Aside from his post-Passenger work, Il Grido is the least known – and least appreciated – of Antonioni’s films. It has been linked with his first film photographed in color, Red Desert, because of its focus on the landscapes and the environment in which his characters find themselves. Gianni Di Venanzo, the film’s cinematographer, grounds Il Grido in its landscapes. Shades of grey predominate – even under snow, it looks like the outskirts of hell. If Antonioni was using the landscapes to reflect Aldo's emotional state, Aldo must've been utterly miserable. Giovanni Fusco supplied the film with a suitably plaintive, mostly solo piano, score.
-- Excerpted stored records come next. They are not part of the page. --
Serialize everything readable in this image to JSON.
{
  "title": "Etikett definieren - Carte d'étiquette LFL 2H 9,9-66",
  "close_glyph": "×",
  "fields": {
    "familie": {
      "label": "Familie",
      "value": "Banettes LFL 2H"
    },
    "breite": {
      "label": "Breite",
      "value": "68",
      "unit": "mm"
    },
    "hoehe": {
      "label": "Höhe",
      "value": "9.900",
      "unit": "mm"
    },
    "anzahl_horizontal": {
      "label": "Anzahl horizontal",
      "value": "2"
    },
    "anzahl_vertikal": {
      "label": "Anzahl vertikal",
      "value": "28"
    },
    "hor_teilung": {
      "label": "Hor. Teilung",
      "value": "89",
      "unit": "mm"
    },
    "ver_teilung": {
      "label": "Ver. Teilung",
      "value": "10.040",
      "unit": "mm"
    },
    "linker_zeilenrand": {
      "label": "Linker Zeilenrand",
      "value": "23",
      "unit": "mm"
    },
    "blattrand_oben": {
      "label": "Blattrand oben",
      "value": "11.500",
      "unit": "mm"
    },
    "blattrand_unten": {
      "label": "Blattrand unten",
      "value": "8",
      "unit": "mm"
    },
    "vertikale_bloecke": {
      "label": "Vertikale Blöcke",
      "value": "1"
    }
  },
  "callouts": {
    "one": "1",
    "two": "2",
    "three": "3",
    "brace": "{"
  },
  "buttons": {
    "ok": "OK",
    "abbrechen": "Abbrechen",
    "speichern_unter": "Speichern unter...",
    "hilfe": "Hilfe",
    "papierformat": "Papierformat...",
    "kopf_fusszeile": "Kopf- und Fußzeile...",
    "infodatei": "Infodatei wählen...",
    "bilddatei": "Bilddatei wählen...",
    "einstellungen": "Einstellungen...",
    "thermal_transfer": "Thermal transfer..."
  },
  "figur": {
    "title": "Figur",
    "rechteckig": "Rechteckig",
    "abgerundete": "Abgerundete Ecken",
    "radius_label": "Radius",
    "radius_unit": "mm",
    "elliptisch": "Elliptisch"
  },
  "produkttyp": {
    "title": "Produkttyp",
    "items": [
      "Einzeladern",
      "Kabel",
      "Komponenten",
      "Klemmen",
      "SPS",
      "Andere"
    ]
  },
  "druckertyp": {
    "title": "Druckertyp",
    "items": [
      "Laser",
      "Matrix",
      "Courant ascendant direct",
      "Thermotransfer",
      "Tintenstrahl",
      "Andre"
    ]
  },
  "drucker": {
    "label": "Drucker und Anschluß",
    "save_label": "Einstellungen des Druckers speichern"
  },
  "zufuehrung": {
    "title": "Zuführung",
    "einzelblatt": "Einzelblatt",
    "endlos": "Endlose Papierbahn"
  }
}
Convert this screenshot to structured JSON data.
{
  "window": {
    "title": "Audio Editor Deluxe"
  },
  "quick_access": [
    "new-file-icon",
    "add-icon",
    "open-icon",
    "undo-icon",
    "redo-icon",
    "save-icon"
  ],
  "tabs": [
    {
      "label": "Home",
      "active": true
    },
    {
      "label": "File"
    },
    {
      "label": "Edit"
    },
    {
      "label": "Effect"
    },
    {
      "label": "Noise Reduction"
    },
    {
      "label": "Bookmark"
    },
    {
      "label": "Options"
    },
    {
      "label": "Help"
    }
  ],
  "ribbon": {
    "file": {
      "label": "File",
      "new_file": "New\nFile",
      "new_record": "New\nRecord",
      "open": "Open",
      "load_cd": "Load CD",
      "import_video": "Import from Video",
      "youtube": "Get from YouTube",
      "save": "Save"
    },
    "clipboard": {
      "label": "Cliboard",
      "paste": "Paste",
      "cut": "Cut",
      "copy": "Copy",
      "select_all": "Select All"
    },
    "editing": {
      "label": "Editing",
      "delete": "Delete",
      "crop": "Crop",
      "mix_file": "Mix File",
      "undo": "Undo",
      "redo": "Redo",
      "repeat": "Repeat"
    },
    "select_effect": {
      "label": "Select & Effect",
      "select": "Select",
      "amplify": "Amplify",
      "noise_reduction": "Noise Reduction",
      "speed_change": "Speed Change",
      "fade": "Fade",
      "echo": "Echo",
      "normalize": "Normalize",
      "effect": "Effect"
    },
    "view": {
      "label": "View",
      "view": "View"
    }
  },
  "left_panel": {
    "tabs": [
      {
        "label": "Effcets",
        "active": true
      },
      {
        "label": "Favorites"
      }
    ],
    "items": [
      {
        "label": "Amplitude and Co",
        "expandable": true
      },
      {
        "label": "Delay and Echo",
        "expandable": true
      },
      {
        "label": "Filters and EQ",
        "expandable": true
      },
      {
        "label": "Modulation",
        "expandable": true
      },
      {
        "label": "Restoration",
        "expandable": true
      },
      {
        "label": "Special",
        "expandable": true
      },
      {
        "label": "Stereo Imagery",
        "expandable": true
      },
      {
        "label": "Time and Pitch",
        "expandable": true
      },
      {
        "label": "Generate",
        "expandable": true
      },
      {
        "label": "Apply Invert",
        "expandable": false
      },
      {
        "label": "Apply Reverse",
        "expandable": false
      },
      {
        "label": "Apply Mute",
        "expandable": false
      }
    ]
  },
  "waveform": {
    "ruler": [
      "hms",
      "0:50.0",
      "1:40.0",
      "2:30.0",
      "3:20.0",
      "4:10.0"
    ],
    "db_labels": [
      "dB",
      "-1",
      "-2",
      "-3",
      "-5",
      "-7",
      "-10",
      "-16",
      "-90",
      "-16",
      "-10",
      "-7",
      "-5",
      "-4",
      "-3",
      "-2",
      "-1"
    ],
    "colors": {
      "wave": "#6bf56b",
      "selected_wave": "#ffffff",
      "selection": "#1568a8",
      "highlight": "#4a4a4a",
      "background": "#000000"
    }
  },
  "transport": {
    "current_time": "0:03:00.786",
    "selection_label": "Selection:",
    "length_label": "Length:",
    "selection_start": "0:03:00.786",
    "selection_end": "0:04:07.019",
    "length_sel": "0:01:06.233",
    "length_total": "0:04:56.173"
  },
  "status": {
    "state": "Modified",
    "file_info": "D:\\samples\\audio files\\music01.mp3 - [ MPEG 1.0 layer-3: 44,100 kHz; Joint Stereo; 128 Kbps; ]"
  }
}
Aldo is yet another complex failure. Like Sandro in L’Avventura and Giovanni in La Notte, he is talented but unfulfilled by his profession. He attracts women but he doesn’t know what to do with them and consistently disappoints them. The women – except Irma, who knows him better – all want him to stay with them. Steve Cochran, who was clearly not an obvious choice for the lead (the film was co-produced by Robert Alexander Productions out of New York, and probably asked for an American lead), but he does what Antonioni required of him. His attractiveness to women is painfully clear. Alida Valli is fine as a somewhat more complex “bad woman.” Also memorable is Gerrino Campanilli as Virginia’s wine-loving father, who teaches Rosina communist revolution songs and hides wine bottles all over the house. 

Il Grido wasn’t released in the US until late 1962, after L’Avventura and La Notte had made a splash with critics. In the New York Times, second-string reviewer A. H. Weiler commented: “One is made to feel that Mr. Antonioni is not interested in explanations so much as in character and situations.” I think Mr Weiler hit that nail on the head.